Komisi III DPR RI Tanggapi Positif Amnesti untuk Din Minimi
Rencana pemberian amnesti oleh Presiden Jokowi terhadap pemberontak lokal di Aceh, Dini Minimi ditanggapi positif kalangan DPR RI.
Editor: Dewi Agustina
TRIBUNNEWS.COM, JAKARTA - Rencana pemberian amnesti (pengampunan) oleh Presiden Jokowi terhadap pemberontak lokal di Aceh, Dini Minimi ditanggapi positif kalangan DPR RI.
Pemberian amnesti dinilai lebih banyak manfaatnya daripada mudharatnya (keburukannya).
Komisi III DPR RI dalam hal ini menunggu Keppres Presiden Jokowi untuk segera dikirimkan ke DPR RI guna mendapat pertimbangan.

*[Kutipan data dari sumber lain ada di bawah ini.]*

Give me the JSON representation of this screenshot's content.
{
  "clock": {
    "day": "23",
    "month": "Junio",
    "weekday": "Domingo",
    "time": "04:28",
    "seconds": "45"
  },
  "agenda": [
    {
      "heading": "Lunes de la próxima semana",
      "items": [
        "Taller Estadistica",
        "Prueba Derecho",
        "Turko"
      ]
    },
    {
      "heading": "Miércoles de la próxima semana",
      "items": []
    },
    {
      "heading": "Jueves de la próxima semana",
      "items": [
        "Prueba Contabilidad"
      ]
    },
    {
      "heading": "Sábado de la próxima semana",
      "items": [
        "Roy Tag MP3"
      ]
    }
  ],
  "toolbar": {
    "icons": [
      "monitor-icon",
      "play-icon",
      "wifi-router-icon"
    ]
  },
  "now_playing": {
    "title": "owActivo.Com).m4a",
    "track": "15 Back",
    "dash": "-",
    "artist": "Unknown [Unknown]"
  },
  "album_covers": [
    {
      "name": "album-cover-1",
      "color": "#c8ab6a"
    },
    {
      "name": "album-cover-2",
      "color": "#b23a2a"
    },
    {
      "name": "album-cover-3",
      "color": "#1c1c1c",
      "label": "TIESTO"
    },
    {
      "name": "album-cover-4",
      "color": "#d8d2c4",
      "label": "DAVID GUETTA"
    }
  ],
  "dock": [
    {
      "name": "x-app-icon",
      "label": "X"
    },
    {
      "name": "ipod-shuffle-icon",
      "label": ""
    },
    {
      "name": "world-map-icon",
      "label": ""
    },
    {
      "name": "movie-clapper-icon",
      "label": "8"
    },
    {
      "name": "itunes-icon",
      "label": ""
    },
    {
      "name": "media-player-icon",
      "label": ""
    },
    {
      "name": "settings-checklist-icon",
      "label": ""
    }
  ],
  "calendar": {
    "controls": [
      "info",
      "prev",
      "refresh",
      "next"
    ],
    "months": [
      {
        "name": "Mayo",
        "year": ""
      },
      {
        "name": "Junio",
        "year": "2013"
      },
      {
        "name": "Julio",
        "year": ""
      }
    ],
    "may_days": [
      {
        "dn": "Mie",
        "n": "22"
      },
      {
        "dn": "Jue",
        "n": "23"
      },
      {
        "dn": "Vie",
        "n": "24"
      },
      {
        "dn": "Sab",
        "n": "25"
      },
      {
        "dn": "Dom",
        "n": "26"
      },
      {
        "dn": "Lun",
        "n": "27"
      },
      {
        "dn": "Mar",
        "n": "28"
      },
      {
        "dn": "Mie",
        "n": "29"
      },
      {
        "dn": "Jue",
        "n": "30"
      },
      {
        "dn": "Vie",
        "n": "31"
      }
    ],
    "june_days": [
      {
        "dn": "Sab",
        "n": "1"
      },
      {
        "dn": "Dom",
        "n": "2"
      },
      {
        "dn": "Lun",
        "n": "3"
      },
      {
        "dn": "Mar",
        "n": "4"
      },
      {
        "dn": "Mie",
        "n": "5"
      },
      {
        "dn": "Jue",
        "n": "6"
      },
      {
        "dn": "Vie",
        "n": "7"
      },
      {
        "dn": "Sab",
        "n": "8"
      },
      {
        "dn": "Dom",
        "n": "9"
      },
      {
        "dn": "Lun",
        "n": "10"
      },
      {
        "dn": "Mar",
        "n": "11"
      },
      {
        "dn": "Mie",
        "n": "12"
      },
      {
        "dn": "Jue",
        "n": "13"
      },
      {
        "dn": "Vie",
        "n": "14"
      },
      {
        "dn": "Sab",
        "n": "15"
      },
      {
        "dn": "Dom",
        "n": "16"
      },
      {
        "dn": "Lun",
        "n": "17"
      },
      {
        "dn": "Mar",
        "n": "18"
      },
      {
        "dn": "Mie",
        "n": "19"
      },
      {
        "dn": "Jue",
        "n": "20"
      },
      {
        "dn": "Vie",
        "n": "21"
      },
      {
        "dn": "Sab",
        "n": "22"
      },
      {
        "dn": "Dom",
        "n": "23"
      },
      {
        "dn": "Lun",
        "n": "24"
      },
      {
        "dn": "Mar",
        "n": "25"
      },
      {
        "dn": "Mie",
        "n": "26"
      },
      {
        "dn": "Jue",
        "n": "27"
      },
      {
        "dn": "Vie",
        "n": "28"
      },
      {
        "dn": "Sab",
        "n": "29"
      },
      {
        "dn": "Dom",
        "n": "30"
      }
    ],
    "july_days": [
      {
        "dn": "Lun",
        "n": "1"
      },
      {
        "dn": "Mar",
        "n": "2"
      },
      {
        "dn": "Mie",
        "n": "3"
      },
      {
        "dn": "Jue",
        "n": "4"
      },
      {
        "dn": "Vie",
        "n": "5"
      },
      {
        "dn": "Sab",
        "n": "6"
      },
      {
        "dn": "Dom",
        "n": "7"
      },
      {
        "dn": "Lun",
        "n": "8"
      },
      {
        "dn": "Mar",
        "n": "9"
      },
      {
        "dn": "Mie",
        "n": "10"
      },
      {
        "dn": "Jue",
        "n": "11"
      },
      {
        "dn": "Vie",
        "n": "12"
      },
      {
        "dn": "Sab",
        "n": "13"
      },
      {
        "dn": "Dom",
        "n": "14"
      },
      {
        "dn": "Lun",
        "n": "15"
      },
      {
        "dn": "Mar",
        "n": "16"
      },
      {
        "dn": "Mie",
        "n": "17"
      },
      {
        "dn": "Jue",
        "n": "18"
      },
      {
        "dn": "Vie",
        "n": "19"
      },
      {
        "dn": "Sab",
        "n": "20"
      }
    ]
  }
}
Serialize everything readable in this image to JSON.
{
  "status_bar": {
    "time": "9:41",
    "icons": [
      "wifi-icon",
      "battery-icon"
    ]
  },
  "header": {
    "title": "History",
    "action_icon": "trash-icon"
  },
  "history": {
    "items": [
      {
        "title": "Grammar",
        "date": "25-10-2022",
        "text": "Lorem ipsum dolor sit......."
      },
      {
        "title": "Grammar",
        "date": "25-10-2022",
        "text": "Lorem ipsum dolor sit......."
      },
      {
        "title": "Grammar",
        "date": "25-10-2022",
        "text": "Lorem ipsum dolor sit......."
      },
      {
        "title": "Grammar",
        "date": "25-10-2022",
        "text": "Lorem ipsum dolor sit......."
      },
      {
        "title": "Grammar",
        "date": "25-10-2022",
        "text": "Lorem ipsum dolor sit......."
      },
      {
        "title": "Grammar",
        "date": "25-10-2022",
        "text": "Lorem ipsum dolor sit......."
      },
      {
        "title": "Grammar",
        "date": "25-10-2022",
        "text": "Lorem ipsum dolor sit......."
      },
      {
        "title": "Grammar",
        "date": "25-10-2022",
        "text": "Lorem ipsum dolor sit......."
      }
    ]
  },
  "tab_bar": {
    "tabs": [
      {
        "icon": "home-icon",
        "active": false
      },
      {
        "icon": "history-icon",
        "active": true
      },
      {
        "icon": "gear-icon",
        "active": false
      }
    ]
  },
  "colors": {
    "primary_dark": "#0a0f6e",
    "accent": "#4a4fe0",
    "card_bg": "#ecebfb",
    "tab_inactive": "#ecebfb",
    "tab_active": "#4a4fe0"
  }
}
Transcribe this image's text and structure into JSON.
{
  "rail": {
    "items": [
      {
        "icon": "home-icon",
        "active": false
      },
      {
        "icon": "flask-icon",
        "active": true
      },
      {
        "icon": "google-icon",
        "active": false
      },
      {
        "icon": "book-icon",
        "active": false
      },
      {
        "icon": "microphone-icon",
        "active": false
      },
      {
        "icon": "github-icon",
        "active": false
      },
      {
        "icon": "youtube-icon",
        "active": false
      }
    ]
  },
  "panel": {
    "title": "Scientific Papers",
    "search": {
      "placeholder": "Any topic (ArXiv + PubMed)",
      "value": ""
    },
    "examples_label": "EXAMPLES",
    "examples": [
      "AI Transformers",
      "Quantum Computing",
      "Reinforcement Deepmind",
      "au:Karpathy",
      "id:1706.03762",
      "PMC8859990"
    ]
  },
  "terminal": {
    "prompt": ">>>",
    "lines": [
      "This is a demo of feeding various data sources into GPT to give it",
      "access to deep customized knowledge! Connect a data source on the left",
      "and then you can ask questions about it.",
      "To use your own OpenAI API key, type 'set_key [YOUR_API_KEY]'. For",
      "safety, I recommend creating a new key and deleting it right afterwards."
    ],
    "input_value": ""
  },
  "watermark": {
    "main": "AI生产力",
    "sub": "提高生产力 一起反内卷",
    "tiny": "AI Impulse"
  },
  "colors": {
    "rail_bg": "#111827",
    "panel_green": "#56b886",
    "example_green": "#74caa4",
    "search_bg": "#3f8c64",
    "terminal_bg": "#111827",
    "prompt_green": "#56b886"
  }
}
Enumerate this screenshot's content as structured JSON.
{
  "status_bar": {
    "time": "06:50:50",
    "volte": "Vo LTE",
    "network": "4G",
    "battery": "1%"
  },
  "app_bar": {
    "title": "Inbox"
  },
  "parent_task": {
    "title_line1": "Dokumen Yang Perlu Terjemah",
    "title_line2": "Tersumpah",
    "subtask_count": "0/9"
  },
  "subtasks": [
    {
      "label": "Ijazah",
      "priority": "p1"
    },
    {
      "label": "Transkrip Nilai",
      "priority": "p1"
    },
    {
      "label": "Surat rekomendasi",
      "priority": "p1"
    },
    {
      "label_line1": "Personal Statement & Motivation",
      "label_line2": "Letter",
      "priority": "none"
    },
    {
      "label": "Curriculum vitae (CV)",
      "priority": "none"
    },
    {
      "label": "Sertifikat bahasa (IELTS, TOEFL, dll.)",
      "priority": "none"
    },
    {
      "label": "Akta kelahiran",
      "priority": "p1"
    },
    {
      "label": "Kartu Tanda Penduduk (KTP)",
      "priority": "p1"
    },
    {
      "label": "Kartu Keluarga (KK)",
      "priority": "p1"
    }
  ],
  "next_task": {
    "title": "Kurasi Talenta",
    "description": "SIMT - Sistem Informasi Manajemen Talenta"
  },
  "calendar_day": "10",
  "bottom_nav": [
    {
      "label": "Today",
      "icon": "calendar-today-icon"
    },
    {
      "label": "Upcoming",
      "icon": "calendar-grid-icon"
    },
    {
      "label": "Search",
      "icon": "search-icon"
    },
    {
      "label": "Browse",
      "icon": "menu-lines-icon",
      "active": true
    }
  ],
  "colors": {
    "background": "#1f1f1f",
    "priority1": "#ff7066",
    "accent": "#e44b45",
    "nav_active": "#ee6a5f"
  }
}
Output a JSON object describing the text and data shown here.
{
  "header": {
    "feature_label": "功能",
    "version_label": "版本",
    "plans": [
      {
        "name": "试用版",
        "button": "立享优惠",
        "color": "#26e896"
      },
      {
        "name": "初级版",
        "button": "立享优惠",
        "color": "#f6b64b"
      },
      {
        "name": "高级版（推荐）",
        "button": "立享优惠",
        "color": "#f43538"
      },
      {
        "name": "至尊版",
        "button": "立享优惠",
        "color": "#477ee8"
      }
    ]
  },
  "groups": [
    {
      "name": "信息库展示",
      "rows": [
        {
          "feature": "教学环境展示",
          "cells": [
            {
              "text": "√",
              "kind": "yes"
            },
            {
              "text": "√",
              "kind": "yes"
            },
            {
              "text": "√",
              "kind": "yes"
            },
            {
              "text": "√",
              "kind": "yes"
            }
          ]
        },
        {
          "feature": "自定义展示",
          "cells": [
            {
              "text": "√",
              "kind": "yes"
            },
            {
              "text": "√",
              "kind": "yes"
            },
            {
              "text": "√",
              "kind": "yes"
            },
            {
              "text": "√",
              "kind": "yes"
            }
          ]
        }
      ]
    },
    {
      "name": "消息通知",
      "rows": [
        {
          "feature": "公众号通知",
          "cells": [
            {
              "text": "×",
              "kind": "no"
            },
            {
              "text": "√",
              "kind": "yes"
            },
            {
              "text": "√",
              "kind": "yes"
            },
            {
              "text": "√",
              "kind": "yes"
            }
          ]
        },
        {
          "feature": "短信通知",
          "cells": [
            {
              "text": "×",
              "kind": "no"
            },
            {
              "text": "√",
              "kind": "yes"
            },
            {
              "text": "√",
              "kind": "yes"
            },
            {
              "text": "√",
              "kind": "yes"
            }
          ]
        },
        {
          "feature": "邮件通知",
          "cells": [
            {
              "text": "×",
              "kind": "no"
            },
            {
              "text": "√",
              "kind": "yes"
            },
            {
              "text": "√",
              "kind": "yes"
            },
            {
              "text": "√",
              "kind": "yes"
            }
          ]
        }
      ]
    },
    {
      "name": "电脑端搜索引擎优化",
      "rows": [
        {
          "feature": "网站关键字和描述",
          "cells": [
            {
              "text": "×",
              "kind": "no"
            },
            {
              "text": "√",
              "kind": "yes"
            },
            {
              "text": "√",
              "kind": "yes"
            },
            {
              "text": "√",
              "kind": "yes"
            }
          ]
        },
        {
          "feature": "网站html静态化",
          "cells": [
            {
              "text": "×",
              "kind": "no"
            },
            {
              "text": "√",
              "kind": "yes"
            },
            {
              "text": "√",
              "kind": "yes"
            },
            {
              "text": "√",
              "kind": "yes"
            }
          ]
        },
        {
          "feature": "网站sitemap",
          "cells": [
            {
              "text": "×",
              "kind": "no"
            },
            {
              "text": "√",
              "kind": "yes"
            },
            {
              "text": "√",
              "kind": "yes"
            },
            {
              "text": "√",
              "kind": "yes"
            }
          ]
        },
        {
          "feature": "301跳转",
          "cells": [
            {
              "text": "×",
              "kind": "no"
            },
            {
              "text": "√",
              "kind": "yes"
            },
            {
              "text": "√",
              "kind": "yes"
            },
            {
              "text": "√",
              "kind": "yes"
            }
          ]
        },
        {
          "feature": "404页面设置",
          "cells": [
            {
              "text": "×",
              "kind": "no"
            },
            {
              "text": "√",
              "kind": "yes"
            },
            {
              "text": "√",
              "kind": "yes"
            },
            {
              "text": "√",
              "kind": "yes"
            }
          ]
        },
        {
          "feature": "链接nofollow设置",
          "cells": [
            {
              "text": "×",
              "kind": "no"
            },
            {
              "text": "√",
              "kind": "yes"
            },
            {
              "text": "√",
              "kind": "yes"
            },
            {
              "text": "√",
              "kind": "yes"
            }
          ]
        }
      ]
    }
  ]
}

"Amnesti itu kewenangan Presiden, hanya perlu mendapat pertimbangan DPR RI. Amnesti ini memang lebih politis, tapi dengan kondisi saat ini langkah Presiden Jokowi itu akan lebih efektif daripada harus menunggu proses hukum dan memang belum ada verifikasi tindak pidana umum yang dilakukan," tegas Tjatur Sapto Edhie, politisi PAN.
Tjatur mengungkapkan ini dalam diskusi ‘Amnesti untuk Din Minimi’ bersama anggota Komisi I DPR RI dari FPPP Syaifullah Tamliha, pengamat politik Kusnanto Anggoro dan pengamat hukum Andri W Kusuma di Gedung DPR RI Jakarta, Rabu (13/1/2016).
Menurut Tjatur, dengan amnesti itu justru tidak ada yang tersakiti, karena amnesti memang berdasarkan asas keadilan, manfaat, efektif dan efisien.
Dengan begitu, maka mereka bisa kembali hidup normal di tengah masyarakat dan pemerintah bisa menjalankan tugas untuk mensejahterakan rakyat.
Tamliha juga sependapat jika amnesti itu dijamin UUD 1945. Hanya saja jangan sampai terulang kasus Papua, di mana Presiden Jokowi tidak meminta pertimbangan DPR RI, sehingga tidak memenuhi prosedur amnesti itu sendiri.
"Untuk Din Minimi pun Presiden Jokowi belum menyampaikan surat atau Keppres ke DPR RI," ujarnya.
Din Minimi itu kata Tamliha, terdiri dari 40 orang dan pendukungnya 75 orang, lebih pada persoalan ekonomi karena banyak janda yang ditinggal suaminya dan yatim piatu akibat konflik dengan GAM.
Sedangkan kasus hukumnya banyak temuan penyalahgunaan APBD oleh pemerintah daerah dan ini perlu perhatian khusus dari Kejaksaan dan Kepolisian.
"Jangan sampai Aceh itu menjadi negara dalam negara," tambahnya.
Kusnanto juga mengingatkan pemerintah perlu hati-hati dalam memberikan amnesti tersebut, karena amnesti itu tidak akan menyelesaikan masalah di Aceh, kalau tidak dibarengi dengan penyelesaian konflik itu sendiri secara persuasif.
Sewaktu-waktu, gerakan itu bisa muncul kembali.